Economic trends clearly point toward higher inflation and interest rates ahead, which will likely make capital markets more volatile. Based on recent headlines, politics seems likely to add fuel to this fire.

Rising inflation and interest rates will probably weigh on the near-term outlook for government bonds. Further down the road, they’re also likely to create headwinds for risk assets, including corporate bonds and equities.

As we see it, geopolitics could magnify the volatility. Among the most noteworthy developments is the escalating tension between Russia and the UK over Russia’s alleged attempt to assassinate a former Soviet agent on British soil. Domestic developments in China and Italy reinforce this notion.
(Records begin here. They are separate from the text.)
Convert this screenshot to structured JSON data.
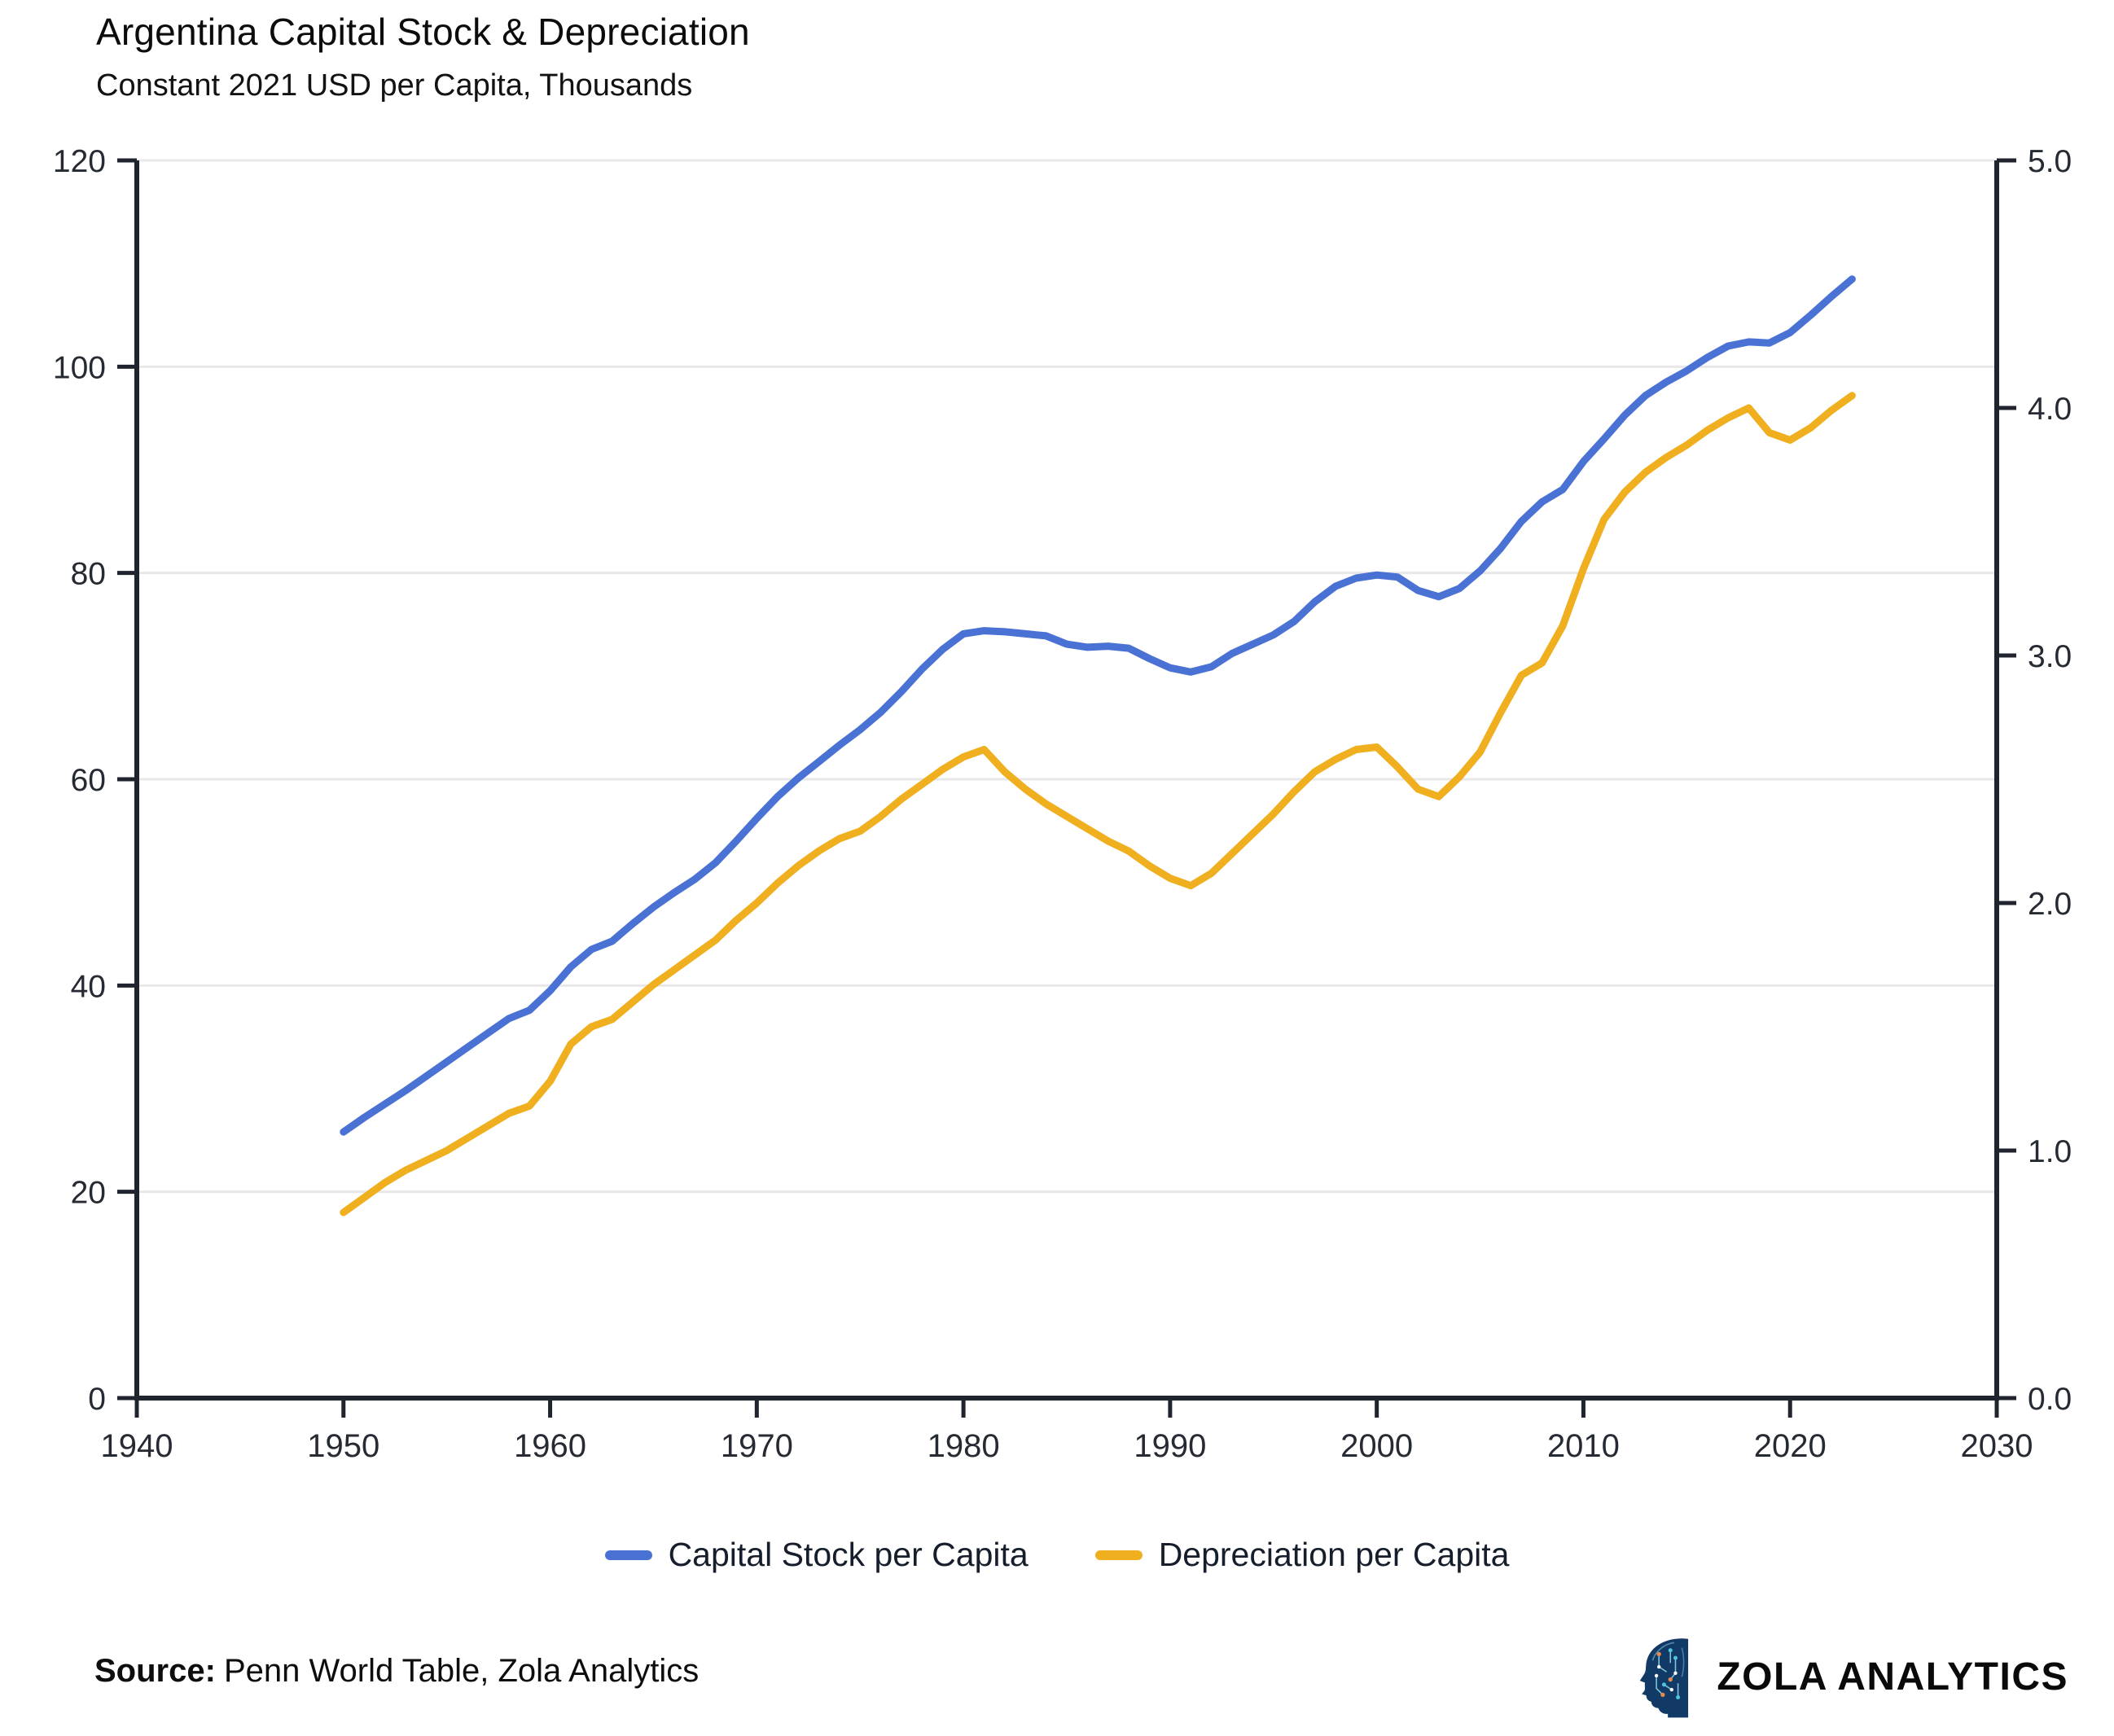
{
  "header": {
    "title": "Argentina Capital Stock & Depreciation",
    "subtitle": "Constant 2021 USD per Capita, Thousands"
  },
  "legend": [
    {
      "label": "Capital Stock per Capita",
      "color": "#4A72D4"
    },
    {
      "label": "Depreciation per Capita",
      "color": "#EFAF1F"
    }
  ],
  "source": {
    "label": "Source:",
    "text": "Penn World Table, Zola Analytics"
  },
  "branding": {
    "name": "ZOLA ANALYTICS"
  },
  "colors": {
    "axis": "#20242e",
    "grid": "#e8e8e8",
    "tick_text": "#262a33",
    "capital_stock": "#4A72D4",
    "depreciation": "#EFAF1F",
    "logo_navy": "#123A66"
  },
  "chart_data": {
    "type": "line",
    "title": "Argentina Capital Stock & Depreciation",
    "subtitle": "Constant 2021 USD per Capita, Thousands",
    "grid": "horizontal",
    "legend_position": "bottom",
    "x_axis": {
      "min": 1940,
      "max": 2030,
      "ticks": [
        1940,
        1950,
        1960,
        1970,
        1980,
        1990,
        2000,
        2010,
        2020,
        2030
      ]
    },
    "y_axis_left": {
      "min": 0,
      "max": 120,
      "ticks": [
        0,
        20,
        40,
        60,
        80,
        100,
        120
      ]
    },
    "y_axis_right": {
      "min": 0,
      "max": 5,
      "ticks": [
        0,
        1,
        2,
        3,
        4,
        5
      ],
      "decimals": 1
    },
    "x": [
      1950,
      1951,
      1952,
      1953,
      1954,
      1955,
      1956,
      1957,
      1958,
      1959,
      1960,
      1961,
      1962,
      1963,
      1964,
      1965,
      1966,
      1967,
      1968,
      1969,
      1970,
      1971,
      1972,
      1973,
      1974,
      1975,
      1976,
      1977,
      1978,
      1979,
      1980,
      1981,
      1982,
      1983,
      1984,
      1985,
      1986,
      1987,
      1988,
      1989,
      1990,
      1991,
      1992,
      1993,
      1994,
      1995,
      1996,
      1997,
      1998,
      1999,
      2000,
      2001,
      2002,
      2003,
      2004,
      2005,
      2006,
      2007,
      2008,
      2009,
      2010,
      2011,
      2012,
      2013,
      2014,
      2015,
      2016,
      2017,
      2018,
      2019,
      2020,
      2021,
      2022,
      2023
    ],
    "series": [
      {
        "id": "capital-stock",
        "name": "Capital Stock per Capita",
        "axis": "left",
        "color": "#4A72D4",
        "values": [
          25.8,
          27.2,
          28.5,
          29.8,
          31.2,
          32.6,
          34.0,
          35.4,
          36.8,
          37.6,
          39.5,
          41.8,
          43.5,
          44.3,
          46.0,
          47.6,
          49.0,
          50.3,
          51.9,
          54.0,
          56.2,
          58.3,
          60.1,
          61.7,
          63.3,
          64.8,
          66.5,
          68.5,
          70.7,
          72.6,
          74.1,
          74.4,
          74.3,
          74.1,
          73.9,
          73.1,
          72.8,
          72.9,
          72.7,
          71.7,
          70.8,
          70.4,
          70.9,
          72.2,
          73.1,
          74.0,
          75.3,
          77.2,
          78.7,
          79.5,
          79.8,
          79.6,
          78.3,
          77.7,
          78.5,
          80.2,
          82.4,
          85.0,
          86.9,
          88.1,
          90.8,
          93.0,
          95.3,
          97.2,
          98.5,
          99.6,
          100.9,
          102.0,
          102.4,
          102.3,
          103.3,
          105.0,
          106.8,
          108.5
        ]
      },
      {
        "id": "depreciation",
        "name": "Depreciation per Capita",
        "axis": "right",
        "color": "#EFAF1F",
        "values": [
          0.75,
          0.81,
          0.87,
          0.92,
          0.96,
          1.0,
          1.05,
          1.1,
          1.15,
          1.18,
          1.28,
          1.43,
          1.5,
          1.53,
          1.6,
          1.67,
          1.73,
          1.79,
          1.85,
          1.93,
          2.0,
          2.08,
          2.15,
          2.21,
          2.26,
          2.29,
          2.35,
          2.42,
          2.48,
          2.54,
          2.59,
          2.62,
          2.53,
          2.46,
          2.4,
          2.35,
          2.3,
          2.25,
          2.21,
          2.15,
          2.1,
          2.07,
          2.12,
          2.2,
          2.28,
          2.36,
          2.45,
          2.53,
          2.58,
          2.62,
          2.63,
          2.55,
          2.46,
          2.43,
          2.51,
          2.61,
          2.77,
          2.92,
          2.97,
          3.12,
          3.35,
          3.55,
          3.66,
          3.74,
          3.8,
          3.85,
          3.91,
          3.96,
          4.0,
          3.9,
          3.87,
          3.92,
          3.99,
          4.05
        ]
      }
    ]
  }
}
And if that wasn’t not enough to set alarm bells ringing, there’s now the intensifying US-China trade dispute to worry about.

Historical Context: Global Integration

To understand the significance of these political events for capital markets, it helps to think of them through the lens of globalization. Over the past 20 years or so, the secular trend toward globalization has supported economic growth and kept inflation low.
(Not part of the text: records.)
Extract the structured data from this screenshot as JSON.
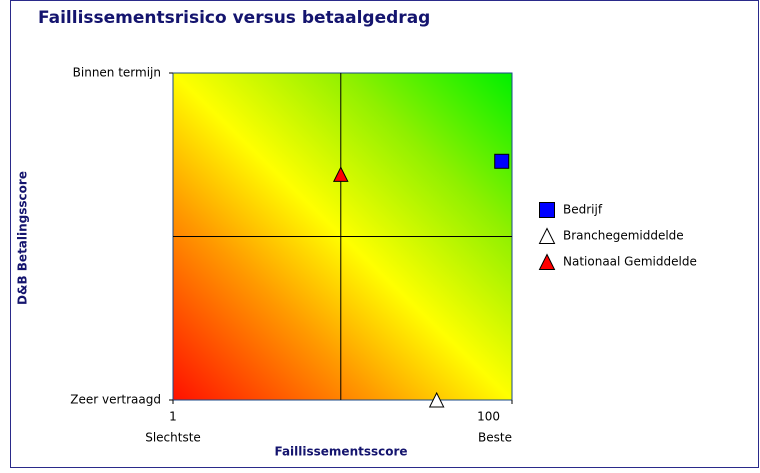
{
  "chart_data": {
    "type": "scatter",
    "title": "Faillissementsrisico versus betaalgedrag",
    "x_label": "Faillissementsscore",
    "y_label": "D&B Betalingsscore",
    "xlim": [
      1,
      100
    ],
    "ylim": [
      0,
      100
    ],
    "xticks": [
      1,
      100
    ],
    "x_tick_sublabels": [
      "Slechtste",
      "Beste"
    ],
    "yticks": [
      {
        "value": 100,
        "label": "Binnen termijn"
      },
      {
        "value": 0,
        "label": "Zeer vertraagd"
      }
    ],
    "dividers": {
      "x": 50,
      "y": 50
    },
    "legend": "right",
    "series": [
      {
        "name": "Bedrijf",
        "color": "#0000ff",
        "marker": "square",
        "x": [
          97
        ],
        "values": [
          73
        ]
      },
      {
        "name": "Branchegemiddelde",
        "color": "#ffffff",
        "marker": "triangle",
        "x": [
          78
        ],
        "values": [
          0
        ]
      },
      {
        "name": "Nationaal Gemiddelde",
        "color": "#ff0000",
        "marker": "triangle",
        "x": [
          50
        ],
        "values": [
          69
        ]
      }
    ]
  }
}
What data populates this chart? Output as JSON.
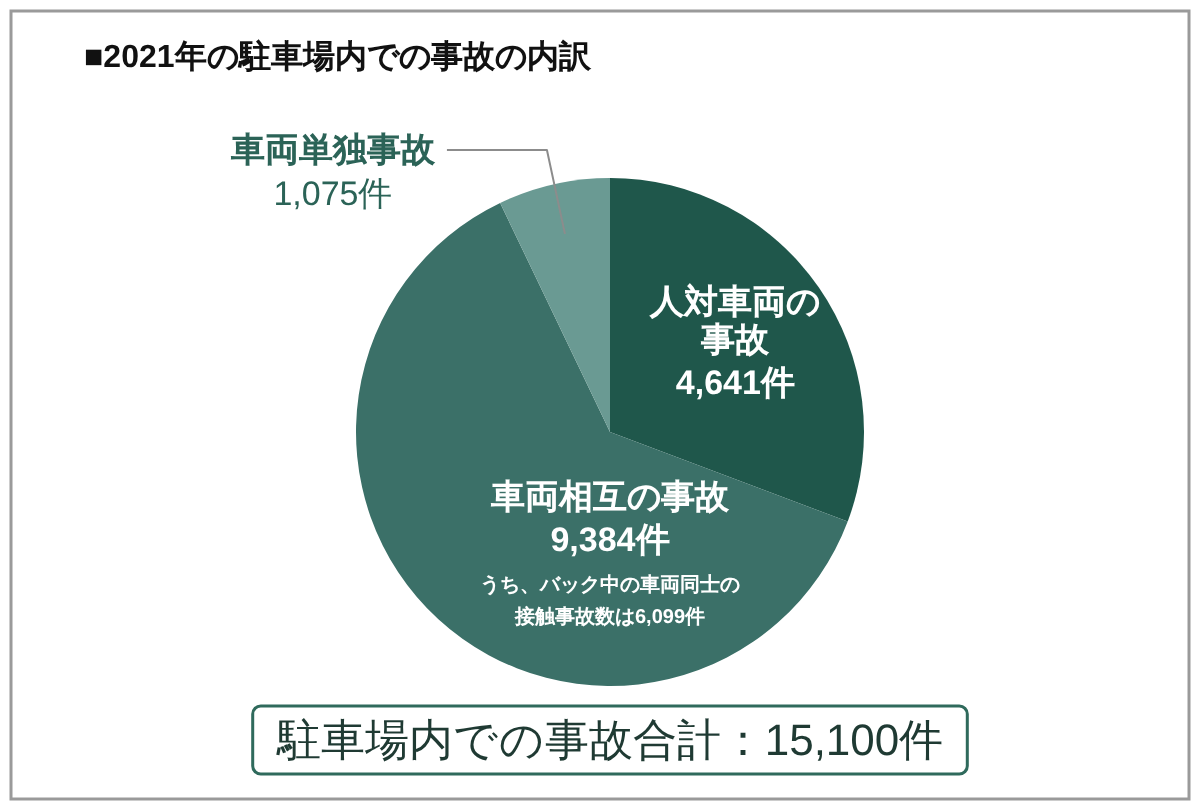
{
  "chart_data": {
    "type": "pie",
    "title": "■2021年の駐車場内での事故の内訳",
    "categories": [
      "人対車両の事故",
      "車両相互の事故",
      "車両単独事故"
    ],
    "values": [
      4641,
      9384,
      1075
    ],
    "colors": [
      "#1f574b",
      "#3b7068",
      "#6a9a93"
    ],
    "value_labels": [
      "4,641件",
      "9,384件",
      "1,075件"
    ],
    "annotations": [
      {
        "text": "うち、バック中の車両同士の接触事故数は6,099件",
        "x": "車両相互の事故"
      },
      "駐車場内での事故合計：15,100件"
    ]
  }
}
Major developments during this time helped power the march toward globalization. Russia made attempts to move beyond the legacy of Soviet communism. China joined the global trading system. And the European Union moved toward greater economic and administrative integration.

Is Globalization Past Its Peak?

Now, globalization appears to have peaked, and may be slipping into reverse. The perception that China, Russia and the West share similar aims and priorities has given way to a fresh appreciation of national political and cultural differences—and the resultant potential for disharmony.

While the Russia-UK uproar is unlikely to have any direct economic impact, it does serve as a reminder of the historical and diplomatic fault lines between Russia and the West, as do the allegations of Russian interference in the 2016 US presidential election.

Recent developments in China are no less significant, with President Xi Jinping removing limits to his term in office. Western commentators are divided. Some see the move as a dictatorial power grab; others see it as Xi’s attempt to create the stability he needs to enact further reforms. Whichever view is correct, China, like Russia, needs to be assessed more on its own terms than through a Western lens.